Бледный Бебид не прикасался к еде. Вашер раздраженно разглядел свою ложку и разогнул ее, успокаиваясь. Он зачерпнул рис, и специи обожгли рот. Он никогда не оставлял ни крошки – нельзя предугадать, в какую минуту тебя застигнет голод.

– Ходили… слухи, – наконец сказал Бебид. – Это выходит за грань обычной придворной политики, Вашер, за рамки игр, в которые играют боги. Это нечто донельзя реальное и усердно замалчиваемое. Даже внимательным жрецам доступны только намеки.

Вашер слушал.

– При дворе существует фракция, подталкивающая к нападению на Идрис, – сообщил Бебид. – Хотя я не представляю зачем.

– Не будьте кретином, – возразил Вашер, спросив еще чая, чтобы смыть рис в пищевод. – Нам обоим известно, что у Халландрена есть веские причины перебить горцев.

– Королевские особы, – произнес Бебид.

Вашер кивнул. Их называли мятежниками, но они были истинными халландренцами. Смертными, однако их кровь бросала вызов Двору богов. Любой толковый монарх понимал: в первую очередь следует укрепить трон, то есть казнить всех, кто на него посягнет по большему праву. После этого обычно рождалась удачная мысль: казнить всех, кто таким претендентом лишь кажется.

– Значит, – сказал Вашер, – вы воюете, Халландрен побеждает. В чем проблема?

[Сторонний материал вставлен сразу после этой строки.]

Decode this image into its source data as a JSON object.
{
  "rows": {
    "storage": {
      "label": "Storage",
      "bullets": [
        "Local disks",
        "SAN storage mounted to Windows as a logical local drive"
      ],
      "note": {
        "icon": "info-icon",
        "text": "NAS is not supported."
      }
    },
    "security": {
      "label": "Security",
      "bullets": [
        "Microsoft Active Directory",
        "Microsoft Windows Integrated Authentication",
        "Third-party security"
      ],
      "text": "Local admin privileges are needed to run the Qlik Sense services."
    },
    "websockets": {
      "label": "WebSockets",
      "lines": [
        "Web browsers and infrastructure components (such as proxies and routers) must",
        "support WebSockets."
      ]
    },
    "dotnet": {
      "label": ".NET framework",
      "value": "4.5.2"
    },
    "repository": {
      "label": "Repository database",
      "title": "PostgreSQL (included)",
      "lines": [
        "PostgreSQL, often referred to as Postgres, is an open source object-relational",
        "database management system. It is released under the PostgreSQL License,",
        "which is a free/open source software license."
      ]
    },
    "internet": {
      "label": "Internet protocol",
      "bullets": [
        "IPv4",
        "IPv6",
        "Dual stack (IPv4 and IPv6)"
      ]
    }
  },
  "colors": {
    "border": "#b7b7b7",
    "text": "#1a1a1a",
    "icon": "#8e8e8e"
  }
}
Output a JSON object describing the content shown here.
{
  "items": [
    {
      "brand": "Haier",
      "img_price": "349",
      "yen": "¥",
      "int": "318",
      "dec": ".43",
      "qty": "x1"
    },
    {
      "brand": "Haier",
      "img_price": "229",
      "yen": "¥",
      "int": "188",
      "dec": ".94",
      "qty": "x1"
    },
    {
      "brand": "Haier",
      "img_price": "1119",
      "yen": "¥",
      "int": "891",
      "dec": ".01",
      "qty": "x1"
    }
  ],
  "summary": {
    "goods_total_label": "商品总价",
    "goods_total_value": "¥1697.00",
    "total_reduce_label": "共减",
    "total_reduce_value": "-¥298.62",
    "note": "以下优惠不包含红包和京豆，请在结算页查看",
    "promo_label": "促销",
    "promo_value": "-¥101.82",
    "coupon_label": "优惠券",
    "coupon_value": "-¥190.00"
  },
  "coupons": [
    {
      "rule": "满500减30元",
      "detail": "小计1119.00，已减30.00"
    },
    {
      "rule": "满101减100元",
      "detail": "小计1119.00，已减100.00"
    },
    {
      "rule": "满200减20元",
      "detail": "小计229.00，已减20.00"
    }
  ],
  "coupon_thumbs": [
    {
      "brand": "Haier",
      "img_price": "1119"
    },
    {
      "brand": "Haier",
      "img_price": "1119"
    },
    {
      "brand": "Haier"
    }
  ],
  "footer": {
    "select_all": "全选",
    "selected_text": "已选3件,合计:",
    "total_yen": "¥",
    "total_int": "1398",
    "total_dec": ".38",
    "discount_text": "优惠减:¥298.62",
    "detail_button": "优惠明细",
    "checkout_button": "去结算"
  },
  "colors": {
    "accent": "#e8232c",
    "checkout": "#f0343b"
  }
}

– В том, что это дурная затея, – ответил Бебид. – Ужасная. Помилуйте – призраки Калада! Идрис не сдастся легко, что бы ни говорили при дворе. Это вам не подавление глупого Вахра. У идрийцев есть за горами союзники и симпатии дюжины королевств. То, что мы называем «обычным уничтожением мятежной фракции», запросто может перерасти в новую Панвойну. Вам этого хочется? Тысячи тысяч трупов? Королевства, которые рушатся, чтобы уже не восстать? А все, что нам достанется, – клочок промерзшей земли, в действительности никому не нужный.

– Торговые пути обладают ценностью, – заметил Вашер.

Бебид фыркнул:

– Идрийцы не так глупы, чтобы не взвинтить пошлины до заоблачных высот. Все дело в деньгах. В страхе. При дворе судачат о том, что могло бы случиться, перекрой идрийцы пути, или о том, что может произойти, если они пропустят врагов и осадят Т’Телир. Дело не только в деньгах, иначе не было бы речи о войне. Халландрен процветает, торгуя красками и текстилем. По-вашему, этот бизнес расцветет во время войны? Разовьется? Нам повезет, если нас не постигнет полный экономический крах.

– И вы считаете, что мне есть какое-то дело до экономического благополучия Халландрена? – хмыкнул Вашер.

– Ах да, – сухо отозвался Бебид. – Совсем забыл, с кем разговариваю. Тогда чего же вы хотите? Скажите, и делу конец.

– Расскажите о повстанцах, – попросил Вашер, прожевывая рис.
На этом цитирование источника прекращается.